Quali parole per i giovani che non hanno vissuto l’amore nelle proprie famiglie? «Dovunque, ci sono ragazzi abbandonati o perché sono stati abbandonati alla nascita o perché la vita, la famiglia, i genitori li hanno abbandonati e non sentono l’affetto della famiglia. Per questo la famiglia è così importante. Difendete la famiglia, difendetela sempre.
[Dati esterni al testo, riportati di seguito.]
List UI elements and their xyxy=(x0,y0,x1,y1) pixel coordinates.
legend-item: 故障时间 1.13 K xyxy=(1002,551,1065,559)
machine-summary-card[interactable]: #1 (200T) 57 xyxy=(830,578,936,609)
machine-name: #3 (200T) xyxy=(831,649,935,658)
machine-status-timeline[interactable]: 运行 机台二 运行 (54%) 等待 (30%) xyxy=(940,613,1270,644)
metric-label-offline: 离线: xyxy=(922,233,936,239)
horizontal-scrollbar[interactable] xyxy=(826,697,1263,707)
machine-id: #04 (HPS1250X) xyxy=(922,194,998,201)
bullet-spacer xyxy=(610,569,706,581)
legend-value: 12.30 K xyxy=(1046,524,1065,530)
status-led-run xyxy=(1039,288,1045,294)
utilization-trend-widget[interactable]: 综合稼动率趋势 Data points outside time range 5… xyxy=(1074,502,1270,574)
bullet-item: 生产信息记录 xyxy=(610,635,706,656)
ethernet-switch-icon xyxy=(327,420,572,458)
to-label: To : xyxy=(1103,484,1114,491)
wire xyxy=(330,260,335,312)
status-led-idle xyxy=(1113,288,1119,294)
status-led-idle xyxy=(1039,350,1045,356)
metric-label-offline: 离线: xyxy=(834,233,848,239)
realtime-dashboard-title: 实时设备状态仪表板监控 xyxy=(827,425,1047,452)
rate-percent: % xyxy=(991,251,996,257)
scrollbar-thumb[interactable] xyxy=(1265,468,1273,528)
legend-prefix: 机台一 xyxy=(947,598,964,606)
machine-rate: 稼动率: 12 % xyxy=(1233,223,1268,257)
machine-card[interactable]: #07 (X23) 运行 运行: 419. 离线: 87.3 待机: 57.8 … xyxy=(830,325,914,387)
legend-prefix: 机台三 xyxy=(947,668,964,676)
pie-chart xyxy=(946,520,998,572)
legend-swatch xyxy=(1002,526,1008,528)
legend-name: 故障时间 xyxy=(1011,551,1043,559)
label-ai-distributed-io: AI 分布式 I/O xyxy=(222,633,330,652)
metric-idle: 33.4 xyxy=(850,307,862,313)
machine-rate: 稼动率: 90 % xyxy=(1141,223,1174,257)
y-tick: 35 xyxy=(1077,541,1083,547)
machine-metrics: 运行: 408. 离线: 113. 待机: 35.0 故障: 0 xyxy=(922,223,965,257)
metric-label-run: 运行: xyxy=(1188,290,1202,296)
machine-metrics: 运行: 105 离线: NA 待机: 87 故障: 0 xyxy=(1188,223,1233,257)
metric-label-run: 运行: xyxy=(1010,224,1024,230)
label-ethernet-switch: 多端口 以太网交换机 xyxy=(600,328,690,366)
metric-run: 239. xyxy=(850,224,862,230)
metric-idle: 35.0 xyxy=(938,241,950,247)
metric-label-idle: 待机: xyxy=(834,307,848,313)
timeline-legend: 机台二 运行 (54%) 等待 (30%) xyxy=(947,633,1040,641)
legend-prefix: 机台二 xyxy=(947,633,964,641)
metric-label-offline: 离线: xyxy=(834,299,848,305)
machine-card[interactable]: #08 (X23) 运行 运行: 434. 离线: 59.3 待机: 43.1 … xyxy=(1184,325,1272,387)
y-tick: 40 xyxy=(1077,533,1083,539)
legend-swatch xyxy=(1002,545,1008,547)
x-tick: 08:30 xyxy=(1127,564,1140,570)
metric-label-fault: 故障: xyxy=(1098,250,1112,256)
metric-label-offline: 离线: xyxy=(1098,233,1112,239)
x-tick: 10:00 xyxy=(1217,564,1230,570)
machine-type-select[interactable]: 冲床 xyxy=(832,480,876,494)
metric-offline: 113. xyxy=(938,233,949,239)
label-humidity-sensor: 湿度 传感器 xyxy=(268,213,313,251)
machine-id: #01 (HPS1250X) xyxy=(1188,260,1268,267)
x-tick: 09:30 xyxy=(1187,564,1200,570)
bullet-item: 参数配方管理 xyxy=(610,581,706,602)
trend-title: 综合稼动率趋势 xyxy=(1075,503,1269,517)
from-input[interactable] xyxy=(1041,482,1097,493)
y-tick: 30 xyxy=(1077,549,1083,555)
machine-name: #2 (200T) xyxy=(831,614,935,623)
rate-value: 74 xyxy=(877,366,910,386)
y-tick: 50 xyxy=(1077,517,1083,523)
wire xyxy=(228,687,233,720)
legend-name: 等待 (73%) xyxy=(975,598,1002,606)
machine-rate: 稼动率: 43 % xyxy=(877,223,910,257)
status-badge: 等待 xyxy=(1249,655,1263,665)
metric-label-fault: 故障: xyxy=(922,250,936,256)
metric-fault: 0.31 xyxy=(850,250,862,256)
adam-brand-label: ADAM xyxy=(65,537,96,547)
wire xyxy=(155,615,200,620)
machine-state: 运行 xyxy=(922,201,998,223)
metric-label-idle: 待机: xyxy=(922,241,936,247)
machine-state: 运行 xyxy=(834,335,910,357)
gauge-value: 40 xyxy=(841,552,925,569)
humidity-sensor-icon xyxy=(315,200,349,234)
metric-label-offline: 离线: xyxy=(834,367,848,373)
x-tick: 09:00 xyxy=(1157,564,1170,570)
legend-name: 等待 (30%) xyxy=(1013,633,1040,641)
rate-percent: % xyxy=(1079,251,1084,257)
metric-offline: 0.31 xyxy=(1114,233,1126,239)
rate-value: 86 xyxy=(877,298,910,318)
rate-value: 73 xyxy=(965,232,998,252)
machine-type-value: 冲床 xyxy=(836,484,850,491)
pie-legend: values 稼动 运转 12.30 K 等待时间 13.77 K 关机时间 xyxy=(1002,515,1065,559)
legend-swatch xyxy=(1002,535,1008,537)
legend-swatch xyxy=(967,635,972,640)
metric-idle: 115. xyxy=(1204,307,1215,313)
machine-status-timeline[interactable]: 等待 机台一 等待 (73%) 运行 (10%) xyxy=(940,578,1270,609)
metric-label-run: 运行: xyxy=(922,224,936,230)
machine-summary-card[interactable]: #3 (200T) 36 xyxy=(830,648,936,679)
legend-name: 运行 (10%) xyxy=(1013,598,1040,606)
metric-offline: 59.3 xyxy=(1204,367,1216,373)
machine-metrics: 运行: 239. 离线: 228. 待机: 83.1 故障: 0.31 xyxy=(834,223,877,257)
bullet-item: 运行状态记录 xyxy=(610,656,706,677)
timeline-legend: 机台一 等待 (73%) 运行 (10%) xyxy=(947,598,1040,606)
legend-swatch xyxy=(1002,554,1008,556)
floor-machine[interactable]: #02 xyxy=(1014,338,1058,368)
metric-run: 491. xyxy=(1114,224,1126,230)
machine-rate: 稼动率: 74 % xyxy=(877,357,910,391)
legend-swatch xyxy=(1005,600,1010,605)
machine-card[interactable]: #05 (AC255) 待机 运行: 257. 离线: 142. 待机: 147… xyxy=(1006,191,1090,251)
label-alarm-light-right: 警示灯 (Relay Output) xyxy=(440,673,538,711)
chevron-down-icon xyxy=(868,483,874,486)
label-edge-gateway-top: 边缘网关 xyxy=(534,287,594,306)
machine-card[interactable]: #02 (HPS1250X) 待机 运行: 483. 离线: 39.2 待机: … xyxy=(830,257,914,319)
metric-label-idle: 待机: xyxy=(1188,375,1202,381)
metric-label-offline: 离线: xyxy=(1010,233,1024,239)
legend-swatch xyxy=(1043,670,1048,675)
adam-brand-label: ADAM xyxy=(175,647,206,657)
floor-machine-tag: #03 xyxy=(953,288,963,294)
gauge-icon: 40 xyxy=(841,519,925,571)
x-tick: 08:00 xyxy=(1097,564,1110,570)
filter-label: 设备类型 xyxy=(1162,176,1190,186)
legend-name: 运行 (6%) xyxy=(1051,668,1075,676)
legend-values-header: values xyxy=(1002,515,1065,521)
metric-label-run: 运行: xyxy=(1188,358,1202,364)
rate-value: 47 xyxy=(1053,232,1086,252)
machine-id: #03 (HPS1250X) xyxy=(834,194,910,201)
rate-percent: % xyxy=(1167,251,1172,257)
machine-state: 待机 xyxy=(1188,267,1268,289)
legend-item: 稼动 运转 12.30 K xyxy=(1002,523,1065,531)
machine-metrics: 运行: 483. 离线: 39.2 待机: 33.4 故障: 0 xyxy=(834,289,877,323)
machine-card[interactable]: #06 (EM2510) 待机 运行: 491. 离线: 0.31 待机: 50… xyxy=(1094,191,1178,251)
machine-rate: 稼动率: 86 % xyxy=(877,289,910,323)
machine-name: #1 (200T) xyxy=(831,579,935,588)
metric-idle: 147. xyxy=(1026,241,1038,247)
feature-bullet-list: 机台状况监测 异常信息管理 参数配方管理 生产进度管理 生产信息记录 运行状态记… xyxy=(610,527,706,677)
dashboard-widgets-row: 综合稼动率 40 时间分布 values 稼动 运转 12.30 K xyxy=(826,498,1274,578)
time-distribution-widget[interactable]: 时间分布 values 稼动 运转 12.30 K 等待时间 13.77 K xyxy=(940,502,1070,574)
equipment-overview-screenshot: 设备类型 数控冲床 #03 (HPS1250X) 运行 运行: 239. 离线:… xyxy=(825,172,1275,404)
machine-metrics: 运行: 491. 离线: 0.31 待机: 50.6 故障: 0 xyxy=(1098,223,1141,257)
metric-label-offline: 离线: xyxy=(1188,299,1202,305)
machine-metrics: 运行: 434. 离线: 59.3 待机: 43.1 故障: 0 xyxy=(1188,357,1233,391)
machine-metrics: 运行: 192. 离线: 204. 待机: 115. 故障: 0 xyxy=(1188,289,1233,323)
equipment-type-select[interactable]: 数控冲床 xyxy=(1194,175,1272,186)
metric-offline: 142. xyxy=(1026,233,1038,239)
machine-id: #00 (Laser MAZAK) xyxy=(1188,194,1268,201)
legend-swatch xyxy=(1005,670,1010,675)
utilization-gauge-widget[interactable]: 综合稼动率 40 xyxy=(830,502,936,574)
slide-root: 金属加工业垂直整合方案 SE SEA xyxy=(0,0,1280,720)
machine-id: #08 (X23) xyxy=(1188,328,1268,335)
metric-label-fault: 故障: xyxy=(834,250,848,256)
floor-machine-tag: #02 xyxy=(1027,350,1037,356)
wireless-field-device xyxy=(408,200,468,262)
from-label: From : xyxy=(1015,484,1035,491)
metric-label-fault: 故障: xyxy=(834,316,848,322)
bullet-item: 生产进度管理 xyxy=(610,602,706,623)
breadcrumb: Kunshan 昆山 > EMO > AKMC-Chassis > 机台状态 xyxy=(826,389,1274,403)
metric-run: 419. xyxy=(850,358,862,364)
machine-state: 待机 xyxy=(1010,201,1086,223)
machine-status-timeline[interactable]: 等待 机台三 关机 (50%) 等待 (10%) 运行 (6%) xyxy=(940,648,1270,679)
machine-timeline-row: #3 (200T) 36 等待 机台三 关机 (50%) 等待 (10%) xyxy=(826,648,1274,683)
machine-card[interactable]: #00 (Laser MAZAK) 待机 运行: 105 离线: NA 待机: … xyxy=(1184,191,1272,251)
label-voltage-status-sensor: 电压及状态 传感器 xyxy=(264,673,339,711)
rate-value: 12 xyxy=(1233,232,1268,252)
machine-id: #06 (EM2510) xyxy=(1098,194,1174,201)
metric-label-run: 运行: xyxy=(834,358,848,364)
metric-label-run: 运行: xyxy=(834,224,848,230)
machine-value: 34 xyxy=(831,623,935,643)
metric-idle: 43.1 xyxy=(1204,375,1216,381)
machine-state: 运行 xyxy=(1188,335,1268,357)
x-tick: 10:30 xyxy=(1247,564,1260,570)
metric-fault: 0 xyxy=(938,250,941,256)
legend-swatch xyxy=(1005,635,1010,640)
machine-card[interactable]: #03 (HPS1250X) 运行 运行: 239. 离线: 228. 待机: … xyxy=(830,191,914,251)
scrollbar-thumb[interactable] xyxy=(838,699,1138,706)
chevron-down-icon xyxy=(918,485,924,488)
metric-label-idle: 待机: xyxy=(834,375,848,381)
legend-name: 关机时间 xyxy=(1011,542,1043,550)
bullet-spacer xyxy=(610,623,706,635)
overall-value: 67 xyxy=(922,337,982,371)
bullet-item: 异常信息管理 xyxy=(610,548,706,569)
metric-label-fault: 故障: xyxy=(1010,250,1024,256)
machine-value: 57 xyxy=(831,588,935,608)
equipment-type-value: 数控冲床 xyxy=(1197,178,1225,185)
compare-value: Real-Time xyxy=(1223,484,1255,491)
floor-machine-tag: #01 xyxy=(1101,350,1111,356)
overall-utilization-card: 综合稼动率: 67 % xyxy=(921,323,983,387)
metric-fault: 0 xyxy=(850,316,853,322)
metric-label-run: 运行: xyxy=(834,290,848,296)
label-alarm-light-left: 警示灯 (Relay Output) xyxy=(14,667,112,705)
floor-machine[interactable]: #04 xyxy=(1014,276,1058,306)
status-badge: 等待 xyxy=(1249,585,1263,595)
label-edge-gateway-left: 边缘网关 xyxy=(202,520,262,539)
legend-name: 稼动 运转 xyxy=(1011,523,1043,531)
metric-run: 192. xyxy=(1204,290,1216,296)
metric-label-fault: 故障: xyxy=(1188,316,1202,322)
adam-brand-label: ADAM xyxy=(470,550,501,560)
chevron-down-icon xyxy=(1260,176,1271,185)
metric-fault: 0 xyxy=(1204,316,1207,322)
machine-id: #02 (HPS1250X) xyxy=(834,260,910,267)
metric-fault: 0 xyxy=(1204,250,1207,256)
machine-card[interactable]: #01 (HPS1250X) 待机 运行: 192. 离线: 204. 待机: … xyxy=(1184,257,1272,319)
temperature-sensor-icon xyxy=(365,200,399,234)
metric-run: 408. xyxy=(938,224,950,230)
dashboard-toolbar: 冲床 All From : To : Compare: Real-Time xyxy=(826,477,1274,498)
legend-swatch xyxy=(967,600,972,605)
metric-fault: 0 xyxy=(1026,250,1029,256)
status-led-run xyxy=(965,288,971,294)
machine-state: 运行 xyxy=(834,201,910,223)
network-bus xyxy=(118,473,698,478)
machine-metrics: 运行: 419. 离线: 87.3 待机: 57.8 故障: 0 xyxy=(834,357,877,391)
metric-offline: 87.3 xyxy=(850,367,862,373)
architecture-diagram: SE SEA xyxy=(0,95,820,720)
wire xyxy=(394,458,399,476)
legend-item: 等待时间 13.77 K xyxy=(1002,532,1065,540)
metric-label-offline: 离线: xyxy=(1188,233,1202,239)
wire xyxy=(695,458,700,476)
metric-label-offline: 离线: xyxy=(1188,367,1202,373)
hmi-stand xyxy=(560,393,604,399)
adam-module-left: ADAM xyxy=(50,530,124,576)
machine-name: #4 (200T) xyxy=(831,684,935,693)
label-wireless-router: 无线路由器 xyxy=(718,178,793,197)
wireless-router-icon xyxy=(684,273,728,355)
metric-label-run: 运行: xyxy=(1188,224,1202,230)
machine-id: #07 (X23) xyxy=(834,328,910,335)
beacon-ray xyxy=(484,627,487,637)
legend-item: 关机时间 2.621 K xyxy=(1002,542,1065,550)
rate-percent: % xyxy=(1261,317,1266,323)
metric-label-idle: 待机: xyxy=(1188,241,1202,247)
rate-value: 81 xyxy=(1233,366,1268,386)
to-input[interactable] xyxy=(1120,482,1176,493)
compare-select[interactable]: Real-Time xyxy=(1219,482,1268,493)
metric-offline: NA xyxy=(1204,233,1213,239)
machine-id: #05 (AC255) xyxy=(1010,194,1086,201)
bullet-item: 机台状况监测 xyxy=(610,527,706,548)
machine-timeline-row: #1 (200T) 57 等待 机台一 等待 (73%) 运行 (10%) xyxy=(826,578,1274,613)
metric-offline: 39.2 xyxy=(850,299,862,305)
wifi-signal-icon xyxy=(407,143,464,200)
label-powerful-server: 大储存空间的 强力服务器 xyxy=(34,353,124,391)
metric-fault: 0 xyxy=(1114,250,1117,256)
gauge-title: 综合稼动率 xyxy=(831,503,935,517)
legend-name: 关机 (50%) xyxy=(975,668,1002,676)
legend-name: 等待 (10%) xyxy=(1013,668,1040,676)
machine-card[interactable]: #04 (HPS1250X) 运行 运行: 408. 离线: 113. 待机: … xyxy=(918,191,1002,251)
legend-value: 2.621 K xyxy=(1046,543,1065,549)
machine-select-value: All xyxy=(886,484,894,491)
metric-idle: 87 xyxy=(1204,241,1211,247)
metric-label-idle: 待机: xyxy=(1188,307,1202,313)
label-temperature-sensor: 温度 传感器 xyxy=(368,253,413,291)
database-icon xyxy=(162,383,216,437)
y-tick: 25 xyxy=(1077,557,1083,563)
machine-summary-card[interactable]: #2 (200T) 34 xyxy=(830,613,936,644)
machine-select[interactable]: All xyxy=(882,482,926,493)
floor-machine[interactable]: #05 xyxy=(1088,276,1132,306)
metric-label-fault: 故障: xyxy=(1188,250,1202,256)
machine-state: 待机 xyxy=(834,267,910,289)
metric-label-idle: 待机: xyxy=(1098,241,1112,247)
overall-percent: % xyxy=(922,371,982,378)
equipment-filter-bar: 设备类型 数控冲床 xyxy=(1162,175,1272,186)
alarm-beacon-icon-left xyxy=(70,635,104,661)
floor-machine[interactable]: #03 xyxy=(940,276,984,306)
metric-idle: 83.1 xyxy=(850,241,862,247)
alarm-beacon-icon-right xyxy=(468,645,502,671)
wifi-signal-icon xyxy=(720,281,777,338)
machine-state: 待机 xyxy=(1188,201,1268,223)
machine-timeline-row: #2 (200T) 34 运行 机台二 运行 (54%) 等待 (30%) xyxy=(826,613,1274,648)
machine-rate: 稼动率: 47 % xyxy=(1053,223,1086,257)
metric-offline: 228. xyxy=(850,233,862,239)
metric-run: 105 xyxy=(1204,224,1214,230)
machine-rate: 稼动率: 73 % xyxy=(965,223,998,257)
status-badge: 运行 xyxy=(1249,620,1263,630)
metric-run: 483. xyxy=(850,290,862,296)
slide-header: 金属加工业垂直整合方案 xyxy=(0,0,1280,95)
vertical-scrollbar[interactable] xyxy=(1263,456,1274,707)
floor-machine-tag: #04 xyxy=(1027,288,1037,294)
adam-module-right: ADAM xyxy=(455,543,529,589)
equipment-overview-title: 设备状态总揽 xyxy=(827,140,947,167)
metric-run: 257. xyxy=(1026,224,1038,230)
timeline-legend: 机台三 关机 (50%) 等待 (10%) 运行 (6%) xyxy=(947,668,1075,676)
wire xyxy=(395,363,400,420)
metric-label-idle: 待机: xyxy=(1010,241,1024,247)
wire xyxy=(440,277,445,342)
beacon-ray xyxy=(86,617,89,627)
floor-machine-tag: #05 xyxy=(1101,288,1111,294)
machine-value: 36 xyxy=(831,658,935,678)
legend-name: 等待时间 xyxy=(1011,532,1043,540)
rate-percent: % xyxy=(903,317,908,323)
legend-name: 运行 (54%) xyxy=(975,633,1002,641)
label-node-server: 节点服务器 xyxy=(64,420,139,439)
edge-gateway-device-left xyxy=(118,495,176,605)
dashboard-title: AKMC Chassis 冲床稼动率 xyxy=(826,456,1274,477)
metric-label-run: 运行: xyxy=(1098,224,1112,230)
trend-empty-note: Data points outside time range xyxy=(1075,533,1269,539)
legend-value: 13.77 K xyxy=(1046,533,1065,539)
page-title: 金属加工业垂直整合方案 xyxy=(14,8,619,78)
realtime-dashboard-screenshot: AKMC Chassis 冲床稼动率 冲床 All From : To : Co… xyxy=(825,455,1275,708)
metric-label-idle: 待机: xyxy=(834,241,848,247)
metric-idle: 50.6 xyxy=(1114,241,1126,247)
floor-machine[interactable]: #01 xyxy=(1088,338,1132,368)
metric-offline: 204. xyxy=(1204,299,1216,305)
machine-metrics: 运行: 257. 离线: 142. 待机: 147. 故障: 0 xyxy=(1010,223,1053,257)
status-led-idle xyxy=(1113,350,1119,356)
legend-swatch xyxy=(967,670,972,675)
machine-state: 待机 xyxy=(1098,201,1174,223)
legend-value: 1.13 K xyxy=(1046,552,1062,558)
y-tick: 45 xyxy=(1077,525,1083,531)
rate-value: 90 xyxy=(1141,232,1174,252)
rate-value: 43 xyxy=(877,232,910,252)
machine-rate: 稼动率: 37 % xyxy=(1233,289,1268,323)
In tutte le parti non ci sono solo bambini abbandonati, ma anche anziani abbandonanti che stanno soli senza che nessuno li visiti, nessuno gli vuole bene. Come si può uscire da questa esperienza negativa di lontananza e mancanza di amore? C’è in solo rimedio per uscire da queste esperienze: fare quel che io non ho ricevuto. Se voi non avete ricevuto comprensione siate comprensivi con gli altri, se non avete ricevuto amore amate gli altri, se avete sentito il dolore della solitudine, avvicinatevi a quello che sono soli, la carne si cura con la carne e Dio si è fatto carne per curare noi. Quindi anche noi dobbiamo fare lo stesso con gli altri».

Poi, «prima che l’arbitro fischi la fine» ­– dice simpaticamente – il Papa chiede ai giovani di recitare insieme a lui la preghiera del Padrenostro, «il nostro Padre del Cielo che ha un solo difetto: non può smettere di essere Padre».